Gay couple to claim place in French history
They describe it as a victory of love over hate.
And as Vincent Autin, 40, and Bruno Boileau, 30, prepare to take their vows, there is a lot of love – after an awful lot of hate.
A hate that has consumed supposedly liberal France, as the country becomes the 14th to allow same-sex marriage. That moment in history will come around 6pm in the Hotel de Ville in Montpellier, southern France.
It is moment many had feared would never come and others fear will destroy the social fabric of the nation.
Just in front of where the grooms will take their vows there is a very large, very imposing photograph of the French president.
It is not altogether suprising. This is Francois Hollande’s most significant piece of social legislation.
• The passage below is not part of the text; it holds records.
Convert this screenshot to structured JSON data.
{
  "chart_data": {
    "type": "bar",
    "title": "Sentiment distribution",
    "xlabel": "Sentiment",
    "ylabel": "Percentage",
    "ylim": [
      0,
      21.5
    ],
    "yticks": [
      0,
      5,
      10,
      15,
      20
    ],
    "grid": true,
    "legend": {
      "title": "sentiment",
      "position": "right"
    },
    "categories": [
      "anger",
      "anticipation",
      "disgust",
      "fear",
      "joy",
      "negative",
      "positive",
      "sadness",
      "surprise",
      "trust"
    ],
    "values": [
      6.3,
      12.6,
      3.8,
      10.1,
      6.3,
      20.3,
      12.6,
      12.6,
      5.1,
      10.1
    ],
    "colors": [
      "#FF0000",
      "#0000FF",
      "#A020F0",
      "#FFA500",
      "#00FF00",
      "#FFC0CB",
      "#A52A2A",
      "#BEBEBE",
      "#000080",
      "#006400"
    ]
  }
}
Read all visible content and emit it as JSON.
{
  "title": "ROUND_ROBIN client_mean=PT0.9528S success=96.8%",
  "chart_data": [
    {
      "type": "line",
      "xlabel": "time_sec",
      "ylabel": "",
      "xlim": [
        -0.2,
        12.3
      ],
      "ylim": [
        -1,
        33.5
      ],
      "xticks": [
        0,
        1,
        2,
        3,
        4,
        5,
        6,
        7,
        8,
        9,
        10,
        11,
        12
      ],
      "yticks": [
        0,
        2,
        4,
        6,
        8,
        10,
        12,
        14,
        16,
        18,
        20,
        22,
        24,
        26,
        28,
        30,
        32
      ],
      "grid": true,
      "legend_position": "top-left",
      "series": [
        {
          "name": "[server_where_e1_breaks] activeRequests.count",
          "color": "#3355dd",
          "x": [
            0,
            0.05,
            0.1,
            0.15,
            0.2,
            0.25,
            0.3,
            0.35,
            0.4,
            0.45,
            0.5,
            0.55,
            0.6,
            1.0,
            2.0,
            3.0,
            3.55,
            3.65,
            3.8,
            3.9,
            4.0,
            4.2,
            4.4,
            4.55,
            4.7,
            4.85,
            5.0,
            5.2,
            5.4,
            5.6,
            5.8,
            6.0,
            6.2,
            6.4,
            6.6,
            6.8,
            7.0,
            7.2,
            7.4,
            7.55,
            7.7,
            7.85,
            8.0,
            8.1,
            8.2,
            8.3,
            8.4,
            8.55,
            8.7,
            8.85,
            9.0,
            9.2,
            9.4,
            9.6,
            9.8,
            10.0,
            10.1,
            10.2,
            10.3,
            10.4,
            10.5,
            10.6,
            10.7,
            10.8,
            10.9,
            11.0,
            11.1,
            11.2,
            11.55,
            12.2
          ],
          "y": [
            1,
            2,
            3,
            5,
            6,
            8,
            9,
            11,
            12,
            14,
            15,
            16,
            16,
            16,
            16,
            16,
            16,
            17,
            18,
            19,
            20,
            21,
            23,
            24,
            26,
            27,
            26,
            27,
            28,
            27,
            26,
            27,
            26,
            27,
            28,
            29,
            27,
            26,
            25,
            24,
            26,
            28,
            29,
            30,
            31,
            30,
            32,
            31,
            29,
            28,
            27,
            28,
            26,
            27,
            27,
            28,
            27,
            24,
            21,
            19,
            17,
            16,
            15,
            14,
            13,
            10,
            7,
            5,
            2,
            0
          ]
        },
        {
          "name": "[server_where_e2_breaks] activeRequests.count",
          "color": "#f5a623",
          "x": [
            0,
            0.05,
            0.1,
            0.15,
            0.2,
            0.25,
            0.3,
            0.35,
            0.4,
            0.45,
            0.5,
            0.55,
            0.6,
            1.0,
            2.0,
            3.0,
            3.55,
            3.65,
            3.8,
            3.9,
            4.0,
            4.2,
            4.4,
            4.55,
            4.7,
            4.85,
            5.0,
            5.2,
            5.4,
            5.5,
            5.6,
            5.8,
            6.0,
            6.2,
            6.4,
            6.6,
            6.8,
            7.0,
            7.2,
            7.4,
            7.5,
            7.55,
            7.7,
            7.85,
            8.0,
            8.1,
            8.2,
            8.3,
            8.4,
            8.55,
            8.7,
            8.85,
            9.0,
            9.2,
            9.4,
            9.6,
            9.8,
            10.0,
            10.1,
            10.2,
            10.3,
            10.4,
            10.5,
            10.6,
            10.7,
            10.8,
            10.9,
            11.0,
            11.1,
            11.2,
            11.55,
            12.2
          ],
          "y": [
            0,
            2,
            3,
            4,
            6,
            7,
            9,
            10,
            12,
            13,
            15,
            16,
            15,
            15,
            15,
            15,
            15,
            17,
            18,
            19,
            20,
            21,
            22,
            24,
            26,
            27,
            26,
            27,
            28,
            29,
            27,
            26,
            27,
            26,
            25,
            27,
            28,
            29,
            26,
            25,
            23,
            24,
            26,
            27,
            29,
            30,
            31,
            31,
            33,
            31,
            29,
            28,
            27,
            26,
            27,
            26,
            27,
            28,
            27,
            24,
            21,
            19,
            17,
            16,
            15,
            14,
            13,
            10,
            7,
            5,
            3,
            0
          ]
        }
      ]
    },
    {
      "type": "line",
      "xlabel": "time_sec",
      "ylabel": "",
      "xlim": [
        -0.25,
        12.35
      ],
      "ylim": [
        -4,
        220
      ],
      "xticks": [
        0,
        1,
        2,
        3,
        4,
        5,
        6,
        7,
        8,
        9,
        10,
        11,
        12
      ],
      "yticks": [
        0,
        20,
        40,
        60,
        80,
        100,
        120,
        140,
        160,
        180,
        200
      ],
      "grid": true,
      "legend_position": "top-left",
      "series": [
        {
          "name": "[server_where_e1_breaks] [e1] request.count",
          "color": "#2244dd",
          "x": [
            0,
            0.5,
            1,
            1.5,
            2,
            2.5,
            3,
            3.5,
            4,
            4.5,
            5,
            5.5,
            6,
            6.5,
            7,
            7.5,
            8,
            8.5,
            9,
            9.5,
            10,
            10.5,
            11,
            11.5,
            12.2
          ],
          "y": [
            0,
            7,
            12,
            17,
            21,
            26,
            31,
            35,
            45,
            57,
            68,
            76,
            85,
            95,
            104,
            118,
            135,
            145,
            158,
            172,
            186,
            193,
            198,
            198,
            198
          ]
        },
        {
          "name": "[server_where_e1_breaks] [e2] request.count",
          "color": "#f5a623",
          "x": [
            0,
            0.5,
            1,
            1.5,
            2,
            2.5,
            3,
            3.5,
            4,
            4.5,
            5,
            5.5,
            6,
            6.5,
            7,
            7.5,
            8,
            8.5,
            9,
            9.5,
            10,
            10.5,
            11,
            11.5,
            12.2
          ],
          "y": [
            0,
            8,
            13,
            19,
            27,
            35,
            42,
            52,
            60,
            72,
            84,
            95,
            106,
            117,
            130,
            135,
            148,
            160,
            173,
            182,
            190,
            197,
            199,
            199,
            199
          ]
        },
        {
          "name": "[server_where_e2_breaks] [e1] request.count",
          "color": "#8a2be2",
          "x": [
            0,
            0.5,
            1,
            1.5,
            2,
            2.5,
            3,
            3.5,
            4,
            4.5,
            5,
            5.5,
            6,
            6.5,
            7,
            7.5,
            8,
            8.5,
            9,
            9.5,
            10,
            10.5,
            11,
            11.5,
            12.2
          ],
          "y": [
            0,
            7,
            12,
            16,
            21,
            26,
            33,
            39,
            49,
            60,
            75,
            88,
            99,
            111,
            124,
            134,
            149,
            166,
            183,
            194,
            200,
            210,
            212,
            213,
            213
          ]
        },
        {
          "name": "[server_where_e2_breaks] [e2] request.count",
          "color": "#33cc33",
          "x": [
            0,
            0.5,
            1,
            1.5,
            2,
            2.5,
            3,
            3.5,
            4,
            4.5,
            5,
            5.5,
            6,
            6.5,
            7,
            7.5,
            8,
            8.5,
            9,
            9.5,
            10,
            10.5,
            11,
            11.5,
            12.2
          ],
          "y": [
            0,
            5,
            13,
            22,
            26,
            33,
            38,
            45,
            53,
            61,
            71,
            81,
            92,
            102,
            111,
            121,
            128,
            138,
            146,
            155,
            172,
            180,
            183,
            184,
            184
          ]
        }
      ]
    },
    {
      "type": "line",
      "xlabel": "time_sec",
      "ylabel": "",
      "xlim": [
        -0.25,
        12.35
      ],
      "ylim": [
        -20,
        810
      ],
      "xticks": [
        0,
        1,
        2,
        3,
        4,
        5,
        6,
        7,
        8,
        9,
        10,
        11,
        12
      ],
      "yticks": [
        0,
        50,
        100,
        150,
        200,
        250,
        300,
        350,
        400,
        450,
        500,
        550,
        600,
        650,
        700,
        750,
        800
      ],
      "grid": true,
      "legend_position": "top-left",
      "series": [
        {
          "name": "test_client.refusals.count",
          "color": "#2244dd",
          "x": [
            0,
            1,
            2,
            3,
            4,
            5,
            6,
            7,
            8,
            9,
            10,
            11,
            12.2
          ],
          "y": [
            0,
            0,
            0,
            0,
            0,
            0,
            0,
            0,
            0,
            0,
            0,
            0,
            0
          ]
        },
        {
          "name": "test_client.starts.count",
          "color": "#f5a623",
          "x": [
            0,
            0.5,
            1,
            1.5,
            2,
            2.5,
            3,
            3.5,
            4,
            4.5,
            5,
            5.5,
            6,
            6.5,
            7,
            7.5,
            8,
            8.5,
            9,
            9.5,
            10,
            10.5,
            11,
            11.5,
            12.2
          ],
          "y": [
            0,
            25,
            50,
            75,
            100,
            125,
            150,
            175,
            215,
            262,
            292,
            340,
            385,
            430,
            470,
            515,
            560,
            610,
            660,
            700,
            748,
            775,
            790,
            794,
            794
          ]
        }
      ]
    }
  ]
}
Yet it has come at a price - 172 hours of tortured parliamentary debate, hundreds of arrests after protests on the streets and a 30 percent rise in homophobic attacks.
Read: Gay marriage opponents stage big protests in Paris
Support for gay marriage may run just over 50 percent here, but those conservative and religious groups who oppose it are vocal in their condemnation. Just last weekend 150,000 people marched in Paris, leading to 293 arrests.
There is a genuine concern among those laying on today’s service that even in Montpellier - France’s self-proclaimed capital of gay culture - there may be protests.
The mayor, herself a liberal and supporter of the Marriage For All Bill, is said to have received threats after it became known she would officiate at the first service. A big screen that was to broadcast the service has been removed, apparently due to concerns over safety.
The Bill passed parliament by 331 votes to 225. As it was written into law, the French justice minister was heard to comment that as the weddings began protestors would find themselves moved by the joy of the newlyweds. Today will be the first test of that.
Seven years after meeting online, Vincent Autin and Bruno Boileau's marriage has given them a place in their country's history.
Soon they hope to push that country's boundaries a little further when they try to adopt a further right granted to them by the law which now officially recognises their union.